Der Rat der fünf Wirtschaftsweisen fordert die Bundesregierung auf, den Solidaritätszuschlag nicht nur für 90 Prozent der Steuerzahler, sondern vollständig abzuschaffen. Die Benachteiligung der reichsten zehn Prozent der Steuerzahler sei verfassungsrechtlich nicht haltbar, mache aber vor allem auch ökonomisch keinen Sinn, argumentiert der Sachverständigenrat zur Begutachtung der gesamtwirtschaftlichen Entwicklung (SVR) in seinem neuen Jahresgutachten. Die reichsten zehn Prozent steuerten rund die Hälfte des Soli-Aufkommens bei. „Ein großer Teil dieser Einkünfte stammt mir rund 40 Prozent aus unternehmerischer Tätigkeit“, heißt es im Gutachten. Würde der Soli komplett entfallen, würden auch diese Einzelunternehmer, Selbstständigen und Personengesellschaften entlastet. Zusätzlich fordern die Wirtschaftsweise moderate Steuerentlastungen auch für Kapitalgesellschaften.

Hintergrund ist, dass die USA, Großbritannien und andere Industrieländer ihre Steuern für Unternehmen deutlich gesenkt haben oder diese reduzieren wollen. Deutschland dürfe sich dem internationalen Steuerwettbewerb nicht entziehen, raten vier der Weisen. Der von den Gewerkschaften in den Rat berufene Würzburger Ökonom Peter Bofinger vertritt eine andere Meinung: Vor allem die geforderten Entlastungen für Kapitalgesellschaften in Höhe von bis zu fünf Milliarden Euro jährlich hält Bofinger für unnötig, da die Steuerbelastung für Unternehmen in Deutschland im EU-Vergleich weiterhin im Mittelfeld liege.

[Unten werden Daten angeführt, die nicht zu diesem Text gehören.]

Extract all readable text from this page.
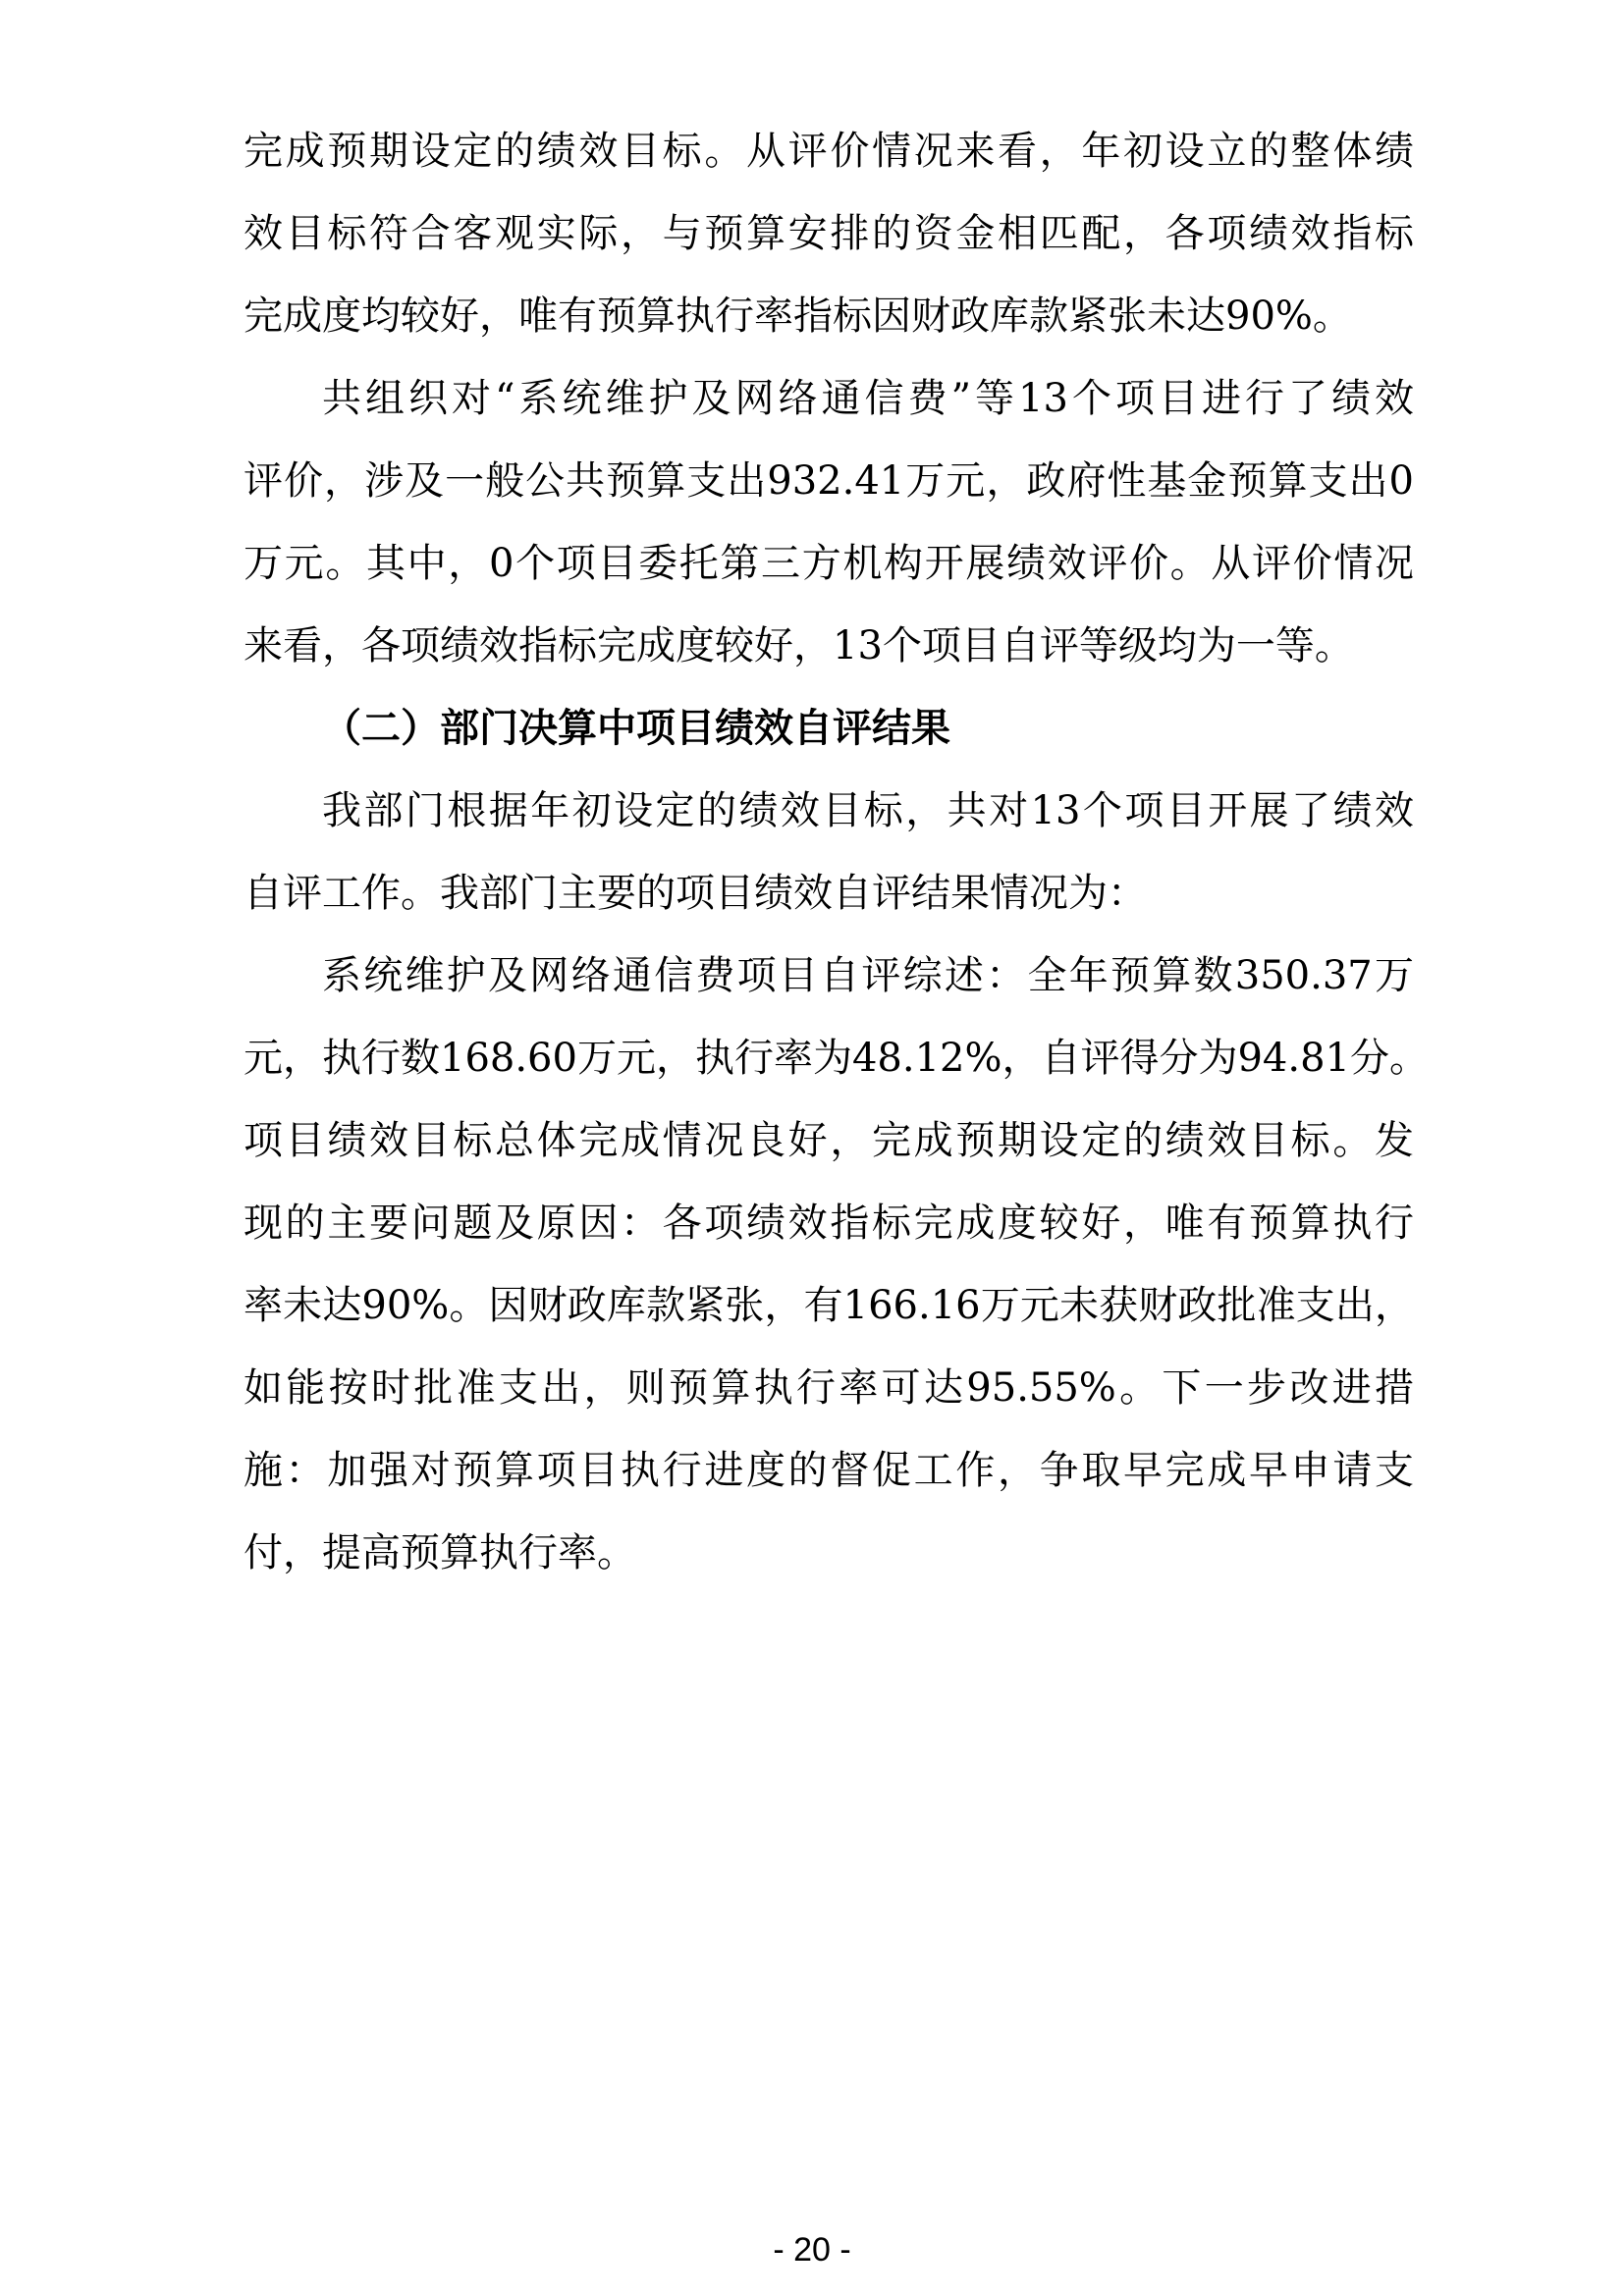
完成预期设定的绩效目标。从评价情况来看，年初设立的整体绩
效目标符合客观实际，与预算安排的资金相匹配，各项绩效指标
完成度均较好，唯有预算执行率指标因财政库款紧张未达90%。
共组织对“系统维护及网络通信费”等13个项目进行了绩效
评价，涉及一般公共预算支出932.41万元，政府性基金预算支出0
万元。其中，0个项目委托第三方机构开展绩效评价。从评价情况
来看，各项绩效指标完成度较好，13个项目自评等级均为一等。
（二）部门决算中项目绩效自评结果
我部门根据年初设定的绩效目标，共对13个项目开展了绩效
自评工作。我部门主要的项目绩效自评结果情况为：
系统维护及网络通信费项目自评综述：全年预算数350.37万
元，执行数168.60万元，执行率为48.12%，自评得分为94.81分。
项目绩效目标总体完成情况良好，完成预期设定的绩效目标。发
现的主要问题及原因：各项绩效指标完成度较好，唯有预算执行
率未达90%。因财政库款紧张，有166.16万元未获财政批准支出，
如能按时批准支出，则预算执行率可达95.55%。下一步改进措
施：加强对预算项目执行进度的督促工作，争取早完成早申请支
付，提高预算执行率。
- 20 -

Die von der großen Koalition bisher geplante Freigrenze, wonach der Soli ab 2021 nur für Steuerpflichtige mit einem zu versteuernden Einkommen unterhalb von rund 55.000 Euro im Jahr entfallen soll, setze auch falsche Anreize, kritisierte der Rat. Oberhalb der Freigrenze komme es trotz einer ebenfalls geplanten Gleitzone zu einer „sehr hohen Grenzbelastung“, heißt es im Gutachten. „Legt man den Steuertarif des Jahres 2018 zugrunde, würde dies im Prinzip bedeuten, dass ein Steuerpflichtiger mit einem zu versteuernden Einkommen, das die Freigrenze um einen Euro übertrifft, den Solidaritätszuschlag von dann rund 800 Euro entrichten müsste, während er darunter komplett entfallen würde.“ Dies schaffe Anreize, sein Einkommen zu reduzieren oder Einkommenszuwächse zu vermeiden.

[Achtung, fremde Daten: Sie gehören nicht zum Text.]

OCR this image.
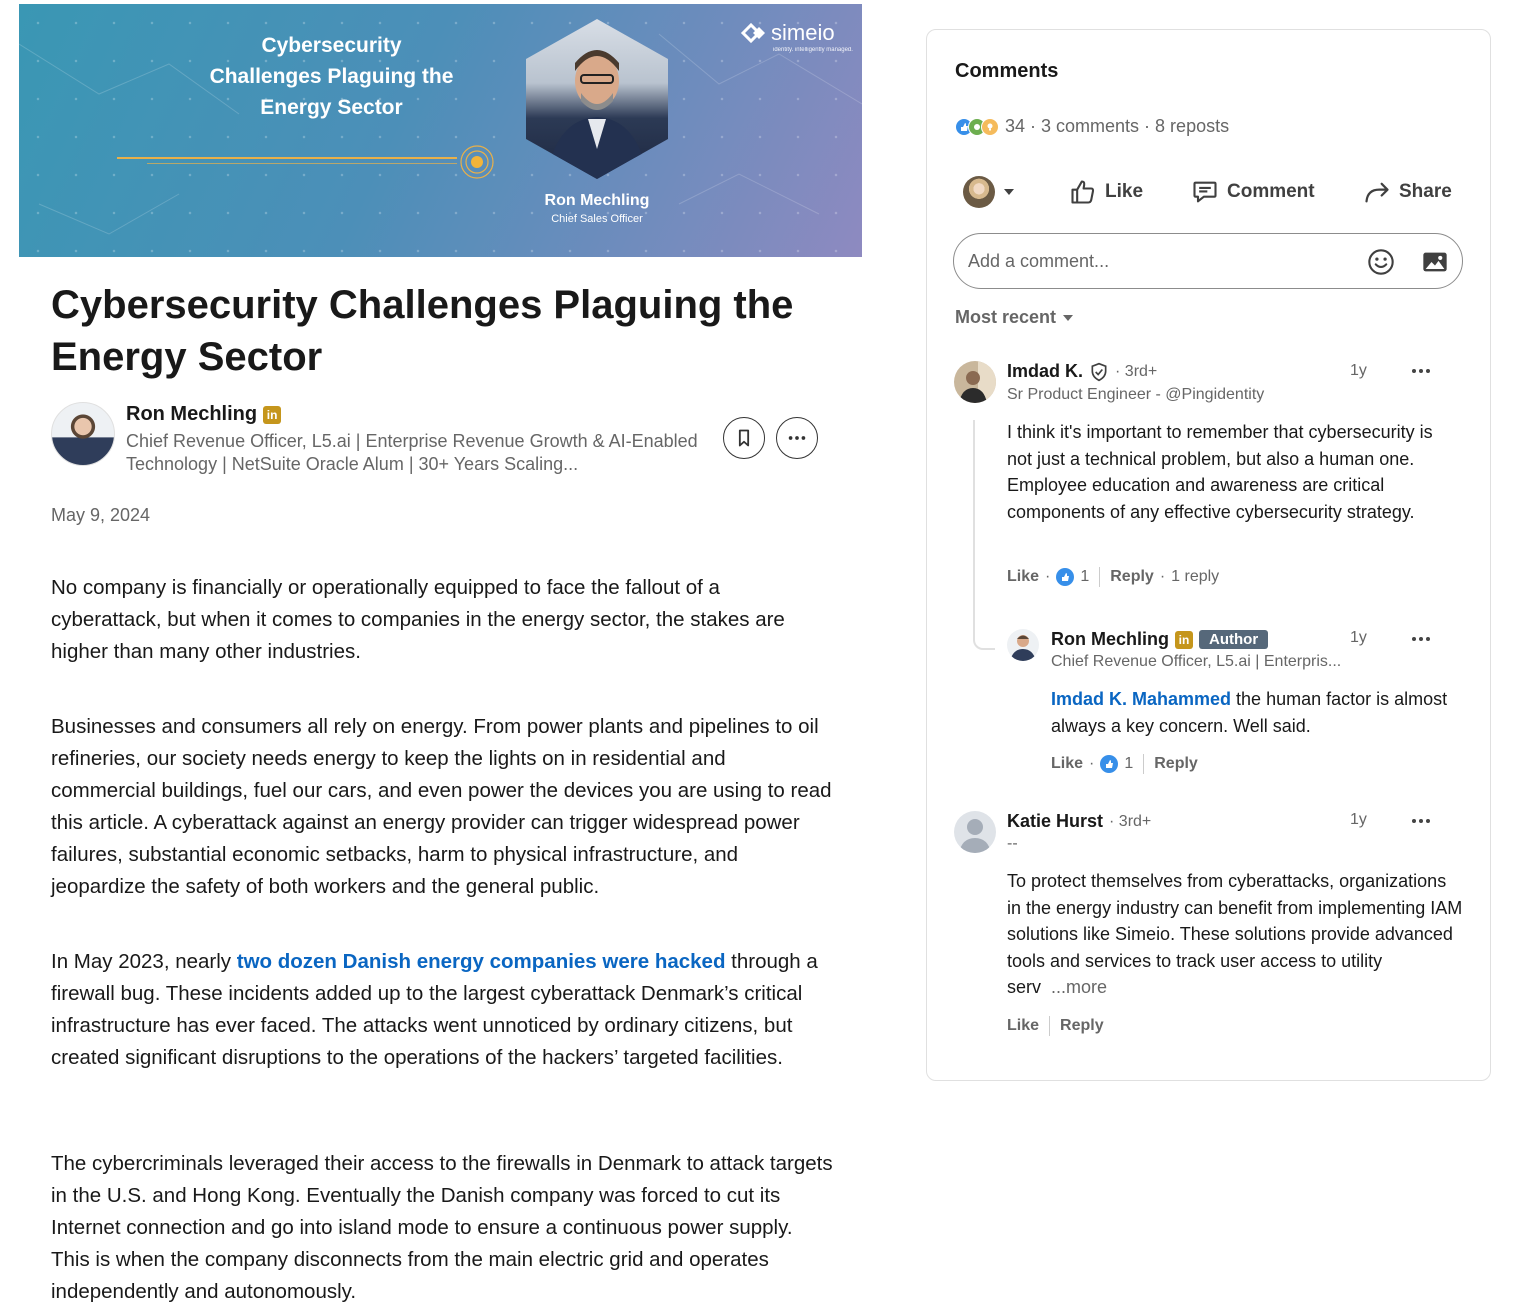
Cybersecurity Challenges Plaguing the Energy Sector
Ron Mechling
Chief Sales Officer
simeio
identity. intelligently managed.
Cybersecurity Challenges Plaguing the Energy Sector
Ron Mechling in
Chief Revenue Officer, L5.ai | Enterprise Revenue Growth & AI-Enabled Technology | NetSuite Oracle Alum | 30+ Years Scaling...
May 9, 2024

No company is financially or operationally equipped to face the fallout of a cyberattack, but when it comes to companies in the energy sector, the stakes are higher than many other industries.

Businesses and consumers all rely on energy. From power plants and pipelines to oil refineries, our society needs energy to keep the lights on in residential and commercial buildings, fuel our cars, and even power the devices you are using to read this article. A cyberattack against an energy provider can trigger widespread power failures, substantial economic setbacks, harm to physical infrastructure, and jeopardize the safety of both workers and the general public.

In May 2023, nearly two dozen Danish energy companies were hacked through a firewall bug. These incidents added up to the largest cyberattack Denmark’s critical infrastructure has ever faced. The attacks went unnoticed by ordinary citizens, but created significant disruptions to the operations of the hackers’ targeted facilities.

The cybercriminals leveraged their access to the firewalls in Denmark to attack targets in the U.S. and Hong Kong. Eventually the Danish company was forced to cut its Internet connection and go into island mode to ensure a continuous power supply. This is when the company disconnects from the main electric grid and operates independently and autonomously.

Comments
34 · 3 comments · 8 reposts
Like	Comment	Share
Add a comment...
Most recent
Imdad K. · 3rd+
Sr Product Engineer - @Pingidentity
1y
I think it's important to remember that cybersecurity is not just a technical problem, but also a human one. Employee education and awareness are critical components of any effective cybersecurity strategy.
Like · 1 Reply · 1 reply
Ron Mechling in	Author
Chief Revenue Officer, L5.ai | Enterpris...
1y
Imdad K. Mahammed the human factor is almost always a key concern. Well said.
Like · 1 Reply
Katie Hurst · 3rd+
--
1y
To protect themselves from cyberattacks, organizations in the energy industry can benefit from implementing IAM solutions like Simeio. These solutions provide advanced tools and services to track user access to utility serv ...more
Like Reply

Genau das aber wäre aus Sicht der Ökonomen kontraproduktiv, denn die Konjunktur trübt sich merklich ein. Die Wirtschaftsweisen reduzieren ihre Wachstumsprognose für das laufende Jahr von 2,3 auf nur noch 1,6 Prozent, für das kommende Jahr erwarten sie 1,5 Prozent. Diese Wachstumsraten seien aber mit Fragezeichen versehen, da die Risiken für diese Konjunkturprognose stark zugenommen hätten. Vor allem die Eskalation des Handelskonflikts zwischen den USA und China könne das deutsche Wachstum ausbremsen. Aber auch ein ungeordneter Brexit oder ein Wiederaufflammen der Euro-Krise durch die Zuspitzung der Lage in Italien könnten das Wachstum bremsen.Anzeichen für eine Rezession sehe der Rat derzeit aber nicht, betonte Rats-Chef Christoph Schmidt.

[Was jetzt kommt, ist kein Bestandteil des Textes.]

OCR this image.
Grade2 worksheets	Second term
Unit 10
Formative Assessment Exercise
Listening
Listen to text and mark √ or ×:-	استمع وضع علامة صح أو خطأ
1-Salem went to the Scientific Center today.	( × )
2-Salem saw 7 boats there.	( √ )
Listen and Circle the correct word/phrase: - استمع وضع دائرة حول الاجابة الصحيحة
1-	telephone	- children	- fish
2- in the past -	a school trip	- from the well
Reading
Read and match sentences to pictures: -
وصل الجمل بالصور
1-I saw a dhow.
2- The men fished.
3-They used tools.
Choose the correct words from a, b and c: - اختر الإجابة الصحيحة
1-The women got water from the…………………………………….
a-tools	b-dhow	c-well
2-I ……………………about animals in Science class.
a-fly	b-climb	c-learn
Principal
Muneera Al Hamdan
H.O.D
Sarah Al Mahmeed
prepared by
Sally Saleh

„Italien bereitet uns große Sorgen. Die Märkte reagieren bereits verunsichert, die Risikoprämien für Banken haben sich stark erhöht“, sagte Ratsmitglied Isabel Schnabel. „Ich gehe aber davon aus, dass es noch Möglichkeiten gibt eine Lösung zu finden.“ Die EU-Kommission habe keine andere Wahl, als den italienischen Haushalt mit seinem hohen Defizit zurück zu weisen. „Wenn die Kommission da nicht standhaft bleibt, verliert sie ihre Glaubwürdigkeit“, sagte auch der Ökonom Volker Wieland.